My "Bridge of Crows Sewol" is a bridge connecting innocently deceased children with their families who live in pain due to separation for a reunion. It is permeated by transcendent love, allowing that which is separated in the material world to meet in the spiritual world.

Art and religion exist in mysterious forms, difficult to grasp through Western science and rationalism.

In Korean folk religion, professional shamans perform a ritual called "possession," connecting the living and the dead through music, dance, and ancestral customs. This helps both spirits and the living resolve any remaining feelings and find closure. After the spirit of the deceased enters the body of the shaman, a ceremony is held to guide the spirit to heaven, allowing the family to bid farewell. This ritual, known as cheondo, is a significant act of sacrifice for the shamans, who temporarily host spirits in their bodies to facilitate this spiritual connection and healing.

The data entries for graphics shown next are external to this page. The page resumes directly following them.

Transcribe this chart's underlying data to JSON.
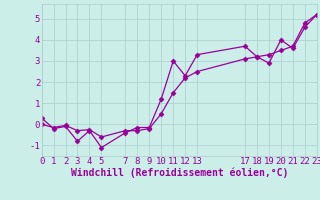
{
  "xlabel": "Windchill (Refroidissement éolien,°C)",
  "background_color": "#cceee8",
  "grid_color": "#aacccc",
  "line_color": "#990099",
  "line1_x": [
    0,
    1,
    2,
    3,
    4,
    5,
    7,
    8,
    9,
    10,
    11,
    12,
    13,
    17,
    18,
    19,
    20,
    21,
    22,
    23
  ],
  "line1_y": [
    0.3,
    -0.2,
    -0.1,
    -0.8,
    -0.3,
    -1.1,
    -0.4,
    -0.15,
    -0.15,
    1.2,
    3.0,
    2.3,
    3.3,
    3.7,
    3.2,
    2.9,
    4.0,
    3.6,
    4.6,
    5.2
  ],
  "line2_x": [
    0,
    1,
    2,
    3,
    4,
    5,
    7,
    8,
    9,
    10,
    11,
    12,
    13,
    17,
    18,
    19,
    20,
    21,
    22,
    23
  ],
  "line2_y": [
    0.0,
    -0.15,
    -0.05,
    -0.3,
    -0.25,
    -0.6,
    -0.3,
    -0.3,
    -0.2,
    0.5,
    1.5,
    2.2,
    2.5,
    3.1,
    3.2,
    3.3,
    3.5,
    3.7,
    4.8,
    5.2
  ],
  "xlim": [
    0,
    23
  ],
  "ylim": [
    -1.5,
    5.7
  ],
  "xticks": [
    0,
    1,
    2,
    3,
    4,
    5,
    7,
    8,
    9,
    10,
    11,
    12,
    13,
    17,
    18,
    19,
    20,
    21,
    22,
    23
  ],
  "yticks": [
    -1,
    0,
    1,
    2,
    3,
    4,
    5
  ],
  "tick_fontsize": 6.5,
  "xlabel_fontsize": 7,
  "marker": "D",
  "markersize": 2.5,
  "linewidth": 0.9
}
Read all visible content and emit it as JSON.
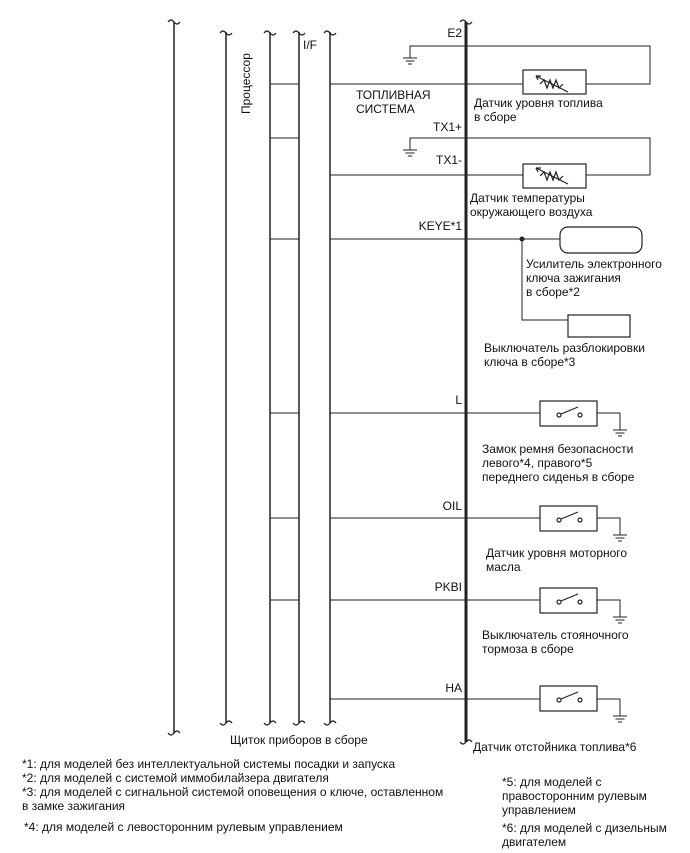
{
  "labels": {
    "processor": "Процессор",
    "if": "I/F",
    "fuel_system": "ТОПЛИВНАЯ\nСИСТЕМА",
    "e2": "E2",
    "tx1p": "TX1+",
    "tx1m": "TX1-",
    "keye": "KEYE*1",
    "l": "L",
    "oil": "OIL",
    "pkbi": "PKBI",
    "ha": "HA",
    "meter": "Щиток приборов в сборе"
  },
  "components": {
    "fuel_sender": "Датчик уровня топлива\nв сборе",
    "temp_sensor": "Датчик температуры\nокружающего воздуха",
    "amplifier": "Усилитель электронного\nключа зажигания\nв сборе*2",
    "unlock_switch": "Выключатель разблокировки\nключа в сборе*3",
    "seatbelt": "Замок ремня безопасности\nлевого*4, правого*5\nпереднего сиденья в сборе",
    "oil_sensor": "Датчик уровня моторного\nмасла",
    "parking_switch": "Выключатель стояночного\nтормоза в сборе",
    "sedimenter": "Датчик отстойника топлива*6"
  },
  "notes": {
    "n1": "*1: для моделей без интеллектуальной системы посадки и запуска",
    "n2": "*2: для моделей с системой иммобилайзера двигателя",
    "n3": "*3: для моделей с сигнальной системой оповещения о ключе, оставленном\nв замке зажигания",
    "n4": "*4: для моделей с левосторонним рулевым управлением",
    "n5": "*5: для моделей с\nправосторонним рулевым\nуправлением",
    "n6": "*6: для моделей с дизельным\nдвигателем"
  }
}
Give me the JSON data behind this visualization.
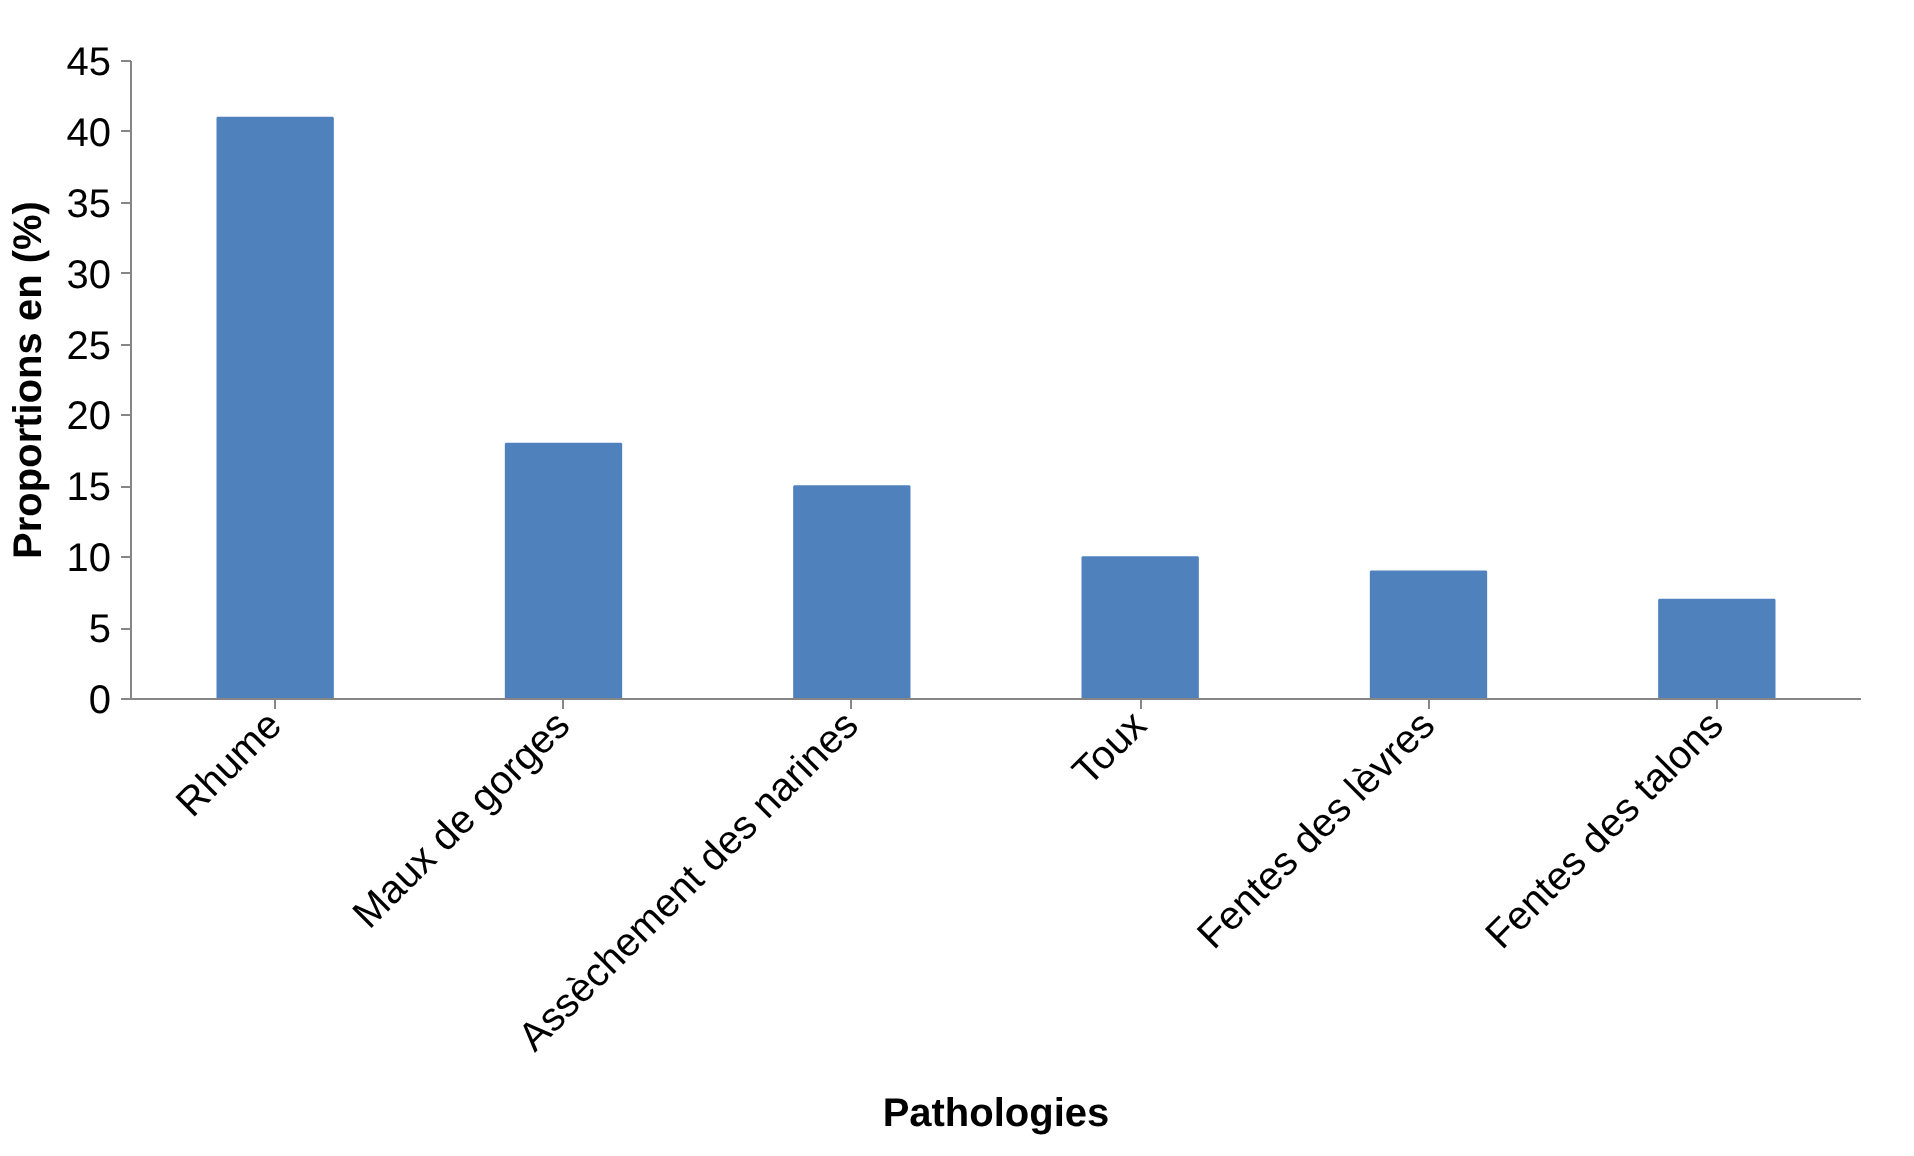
{
  "chart_data": {
    "type": "bar",
    "xlabel": "Pathologies",
    "ylabel": "Proportions en (%)",
    "categories": [
      "Rhume",
      "Maux de gorges",
      "Assèchement des narines",
      "Toux",
      "Fentes des lèvres",
      "Fentes des talons"
    ],
    "values": [
      41,
      18,
      15,
      10,
      9,
      7
    ],
    "color": "#4f81bd",
    "ylim": [
      0,
      45
    ],
    "yticks": [
      0,
      5,
      10,
      15,
      20,
      25,
      30,
      35,
      40,
      45
    ],
    "grid": false
  }
}
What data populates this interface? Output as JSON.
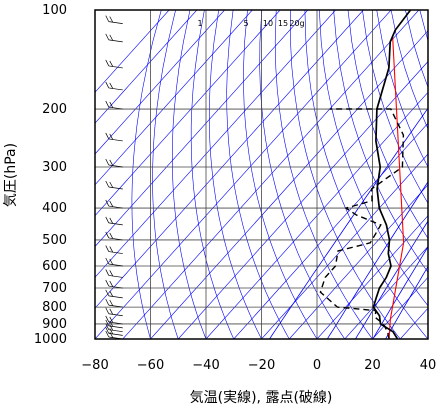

In Korea, religious ceremonies conducted by these shamans, along with the spiritual connection between the physical and spiritual realms, are cherished as intangible cultural treasures. They are passed down from generation to generation and protected.

The work of the "Bridge of Magpies Sewol" is a ritual in which I, as an artist, provide solace to the souls of the victims of the Sewol ferry disaster. In essence, it serves as a bridge connecting the living and the dead, the material and the spiritual, aimed at healing and comforting those affected by the tragedy.